Tippett's inclusion in the College Football Hall of Fame ranks also carries with it another exciting distinction: it means that there's going to be a new name on the Kinnick Stadium Wall of Honor for the first time since it was established in 2013. In order to be eligible for a place on the Wall of Honor, an individual must meet one of three criteria: 

  1. Member of both the National Football Foundation College Football Hall of Fame and the Helms Athletic Foundation Hall of Fame
  2. Member of one of the two Hall of Fames listed above and be a consensus All-American
  3. Two-time consensus All-American

Those are, obviously, some very stiff criteria to meet -- especially since the first option is effectively impossible to achieve now, given that the Helms Athletic Foundation Hall of Fame is no longer active. Tippet qualifies for a Wall of Honor spot by virtue of the second criteria: he was already a consensus All-American and now he's a member of the National Football Foundation College Football Hall of Fame. 

The addition of Tippett will give Iowa an even 10 players on the Wall of Honor.
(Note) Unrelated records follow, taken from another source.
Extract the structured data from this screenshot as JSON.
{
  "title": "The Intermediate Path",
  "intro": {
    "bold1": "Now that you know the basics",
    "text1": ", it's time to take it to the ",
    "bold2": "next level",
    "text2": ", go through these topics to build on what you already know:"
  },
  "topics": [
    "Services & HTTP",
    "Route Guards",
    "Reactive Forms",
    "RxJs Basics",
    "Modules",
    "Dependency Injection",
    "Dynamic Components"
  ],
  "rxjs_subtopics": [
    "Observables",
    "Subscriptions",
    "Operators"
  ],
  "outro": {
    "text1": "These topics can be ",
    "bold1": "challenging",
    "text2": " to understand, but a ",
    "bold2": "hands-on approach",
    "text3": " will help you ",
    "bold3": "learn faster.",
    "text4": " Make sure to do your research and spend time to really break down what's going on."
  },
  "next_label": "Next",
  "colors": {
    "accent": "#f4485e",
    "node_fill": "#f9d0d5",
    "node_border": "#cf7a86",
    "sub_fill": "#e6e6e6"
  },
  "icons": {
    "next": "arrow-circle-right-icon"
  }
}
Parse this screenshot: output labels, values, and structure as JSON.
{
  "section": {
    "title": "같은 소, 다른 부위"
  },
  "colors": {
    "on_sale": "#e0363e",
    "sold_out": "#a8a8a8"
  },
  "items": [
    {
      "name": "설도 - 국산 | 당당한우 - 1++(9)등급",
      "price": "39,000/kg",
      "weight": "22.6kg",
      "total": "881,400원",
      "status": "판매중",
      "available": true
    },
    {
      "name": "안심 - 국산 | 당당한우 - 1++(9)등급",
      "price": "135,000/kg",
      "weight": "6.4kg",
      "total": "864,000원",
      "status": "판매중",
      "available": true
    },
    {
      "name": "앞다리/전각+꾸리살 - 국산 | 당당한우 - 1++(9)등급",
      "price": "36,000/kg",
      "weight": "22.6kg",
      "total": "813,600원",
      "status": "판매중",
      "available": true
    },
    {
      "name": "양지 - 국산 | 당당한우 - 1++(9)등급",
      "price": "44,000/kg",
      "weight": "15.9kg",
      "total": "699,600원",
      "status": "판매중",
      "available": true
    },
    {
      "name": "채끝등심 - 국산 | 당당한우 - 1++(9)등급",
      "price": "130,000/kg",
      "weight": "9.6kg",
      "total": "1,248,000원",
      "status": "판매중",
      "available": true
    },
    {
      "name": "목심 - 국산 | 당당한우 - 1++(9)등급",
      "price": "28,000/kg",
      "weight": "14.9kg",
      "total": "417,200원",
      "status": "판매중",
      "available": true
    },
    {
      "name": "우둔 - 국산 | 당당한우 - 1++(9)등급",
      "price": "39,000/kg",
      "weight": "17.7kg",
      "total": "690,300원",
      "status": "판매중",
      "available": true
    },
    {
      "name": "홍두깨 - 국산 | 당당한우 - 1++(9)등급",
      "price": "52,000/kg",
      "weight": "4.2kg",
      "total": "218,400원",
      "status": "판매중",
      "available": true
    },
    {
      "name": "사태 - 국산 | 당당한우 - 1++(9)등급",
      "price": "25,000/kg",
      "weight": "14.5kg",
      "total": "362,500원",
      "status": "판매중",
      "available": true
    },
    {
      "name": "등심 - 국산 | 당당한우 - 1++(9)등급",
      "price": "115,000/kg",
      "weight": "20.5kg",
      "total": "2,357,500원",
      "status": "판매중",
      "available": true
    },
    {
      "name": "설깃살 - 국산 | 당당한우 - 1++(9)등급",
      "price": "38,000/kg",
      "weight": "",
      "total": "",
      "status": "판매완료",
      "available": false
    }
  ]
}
He'll join Iowa legends Aubrey Devine, Gordon Locke, Duke Slater, Nile Kinnick, Calvin Jones, Randy Duncan, Alex Karras, Chuck Long, and Larry Station and be immortalized with his placement on the Wall of Honor. 

We offer a hearty congratulations to Tippett and Stoops for achieving one of the highest honors available to college football players and coaches -- a spot in the College Football Hall of Fame. They had tremendous careers and their placement in the HOF is richly deserved. As Iowa fans, we're forever indebted to their efforts to rebuild the Iowa program in the early '80s; they achieved success that had been unheard of at Iowa for over 20 years -- and laid the groundwork for even greater success from future Hayden Fry and Kirk Ferentz teams. Thanks for the memories, guys, and welcome to the Hall of Fame.